Pilot Feasibility Study for R01 submission to test Jedi Public Health approach

Arline T. Geronimus

Arline Geronimus

The impact of stereotype threat on specific performance (such as on tests, in sports, in specific work activities) is well-documented. Acute experience of stereotype threat has also been shown to trigger physiological stress responses in individuals. At the population level, groups with marginalized social identities – such as blacks in our race-conscious society–are likely to face social identity threat chronically and in many circumstances. For individuals who face social identity threat consistently, this stress could become significant to their physical health. In the context of unrelenting US racial disparities in health outcomes, wear-and-tear from chronic stress, or “weathering,” may accumulate to produce observed health disparities in hypertension, cardiovascular disease, diabetes, morbid obesity, disability and excess mortality. Diminishing the frequency or duration of identity threat could have long‐term health effects.
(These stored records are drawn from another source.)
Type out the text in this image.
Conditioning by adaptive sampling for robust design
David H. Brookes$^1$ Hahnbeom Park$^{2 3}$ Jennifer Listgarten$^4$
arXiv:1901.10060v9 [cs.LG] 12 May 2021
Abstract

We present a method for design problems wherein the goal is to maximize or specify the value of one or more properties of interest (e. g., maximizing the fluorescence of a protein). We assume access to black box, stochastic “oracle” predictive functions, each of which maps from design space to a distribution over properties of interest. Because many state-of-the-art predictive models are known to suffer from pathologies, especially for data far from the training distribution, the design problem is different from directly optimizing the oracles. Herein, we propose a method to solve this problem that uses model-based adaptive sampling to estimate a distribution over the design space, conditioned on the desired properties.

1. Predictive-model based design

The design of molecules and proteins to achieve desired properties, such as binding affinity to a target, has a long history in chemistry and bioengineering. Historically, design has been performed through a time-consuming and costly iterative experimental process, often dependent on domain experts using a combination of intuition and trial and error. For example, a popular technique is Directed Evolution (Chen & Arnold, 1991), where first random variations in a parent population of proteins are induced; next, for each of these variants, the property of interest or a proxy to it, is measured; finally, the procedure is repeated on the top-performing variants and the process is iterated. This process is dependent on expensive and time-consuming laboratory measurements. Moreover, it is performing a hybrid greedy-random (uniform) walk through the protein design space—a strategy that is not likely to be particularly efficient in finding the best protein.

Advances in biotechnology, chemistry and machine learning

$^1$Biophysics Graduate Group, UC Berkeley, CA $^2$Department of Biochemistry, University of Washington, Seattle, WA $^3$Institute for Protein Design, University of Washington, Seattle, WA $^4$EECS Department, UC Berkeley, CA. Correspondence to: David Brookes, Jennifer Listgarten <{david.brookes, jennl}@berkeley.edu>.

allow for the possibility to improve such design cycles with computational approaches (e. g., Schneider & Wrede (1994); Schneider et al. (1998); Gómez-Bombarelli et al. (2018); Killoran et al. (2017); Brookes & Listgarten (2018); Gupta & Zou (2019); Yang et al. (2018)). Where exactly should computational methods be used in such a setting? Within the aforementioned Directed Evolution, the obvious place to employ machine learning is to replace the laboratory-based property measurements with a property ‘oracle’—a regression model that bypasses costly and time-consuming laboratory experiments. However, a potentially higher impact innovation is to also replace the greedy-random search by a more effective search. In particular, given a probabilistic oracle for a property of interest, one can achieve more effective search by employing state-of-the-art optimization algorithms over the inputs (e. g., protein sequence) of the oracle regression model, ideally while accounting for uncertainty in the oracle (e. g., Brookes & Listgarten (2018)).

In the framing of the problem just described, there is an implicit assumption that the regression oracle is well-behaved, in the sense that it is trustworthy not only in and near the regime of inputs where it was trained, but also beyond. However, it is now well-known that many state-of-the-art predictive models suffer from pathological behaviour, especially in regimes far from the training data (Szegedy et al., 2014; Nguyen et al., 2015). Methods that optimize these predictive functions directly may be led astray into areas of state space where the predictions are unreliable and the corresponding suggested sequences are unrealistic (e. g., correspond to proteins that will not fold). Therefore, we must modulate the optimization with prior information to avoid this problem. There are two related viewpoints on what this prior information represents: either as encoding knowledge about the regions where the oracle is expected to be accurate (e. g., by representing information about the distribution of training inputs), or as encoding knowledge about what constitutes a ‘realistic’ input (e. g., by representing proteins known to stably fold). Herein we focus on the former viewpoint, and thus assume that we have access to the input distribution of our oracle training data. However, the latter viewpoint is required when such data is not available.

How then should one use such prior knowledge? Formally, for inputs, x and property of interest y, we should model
However, identity threat’s cumulative impact on
population health outcomes has yet to be well-understood or leveraged toward eliminating social inequalities in health. We seek pilot funding to gather preliminary results for, and gauge the feasibility of features of, an R01 proposal we are developing to submit to NIH to investigate the possibility that threatening contingencies of social identity are important and chronic triggers of physiological stress processes in US Black populations.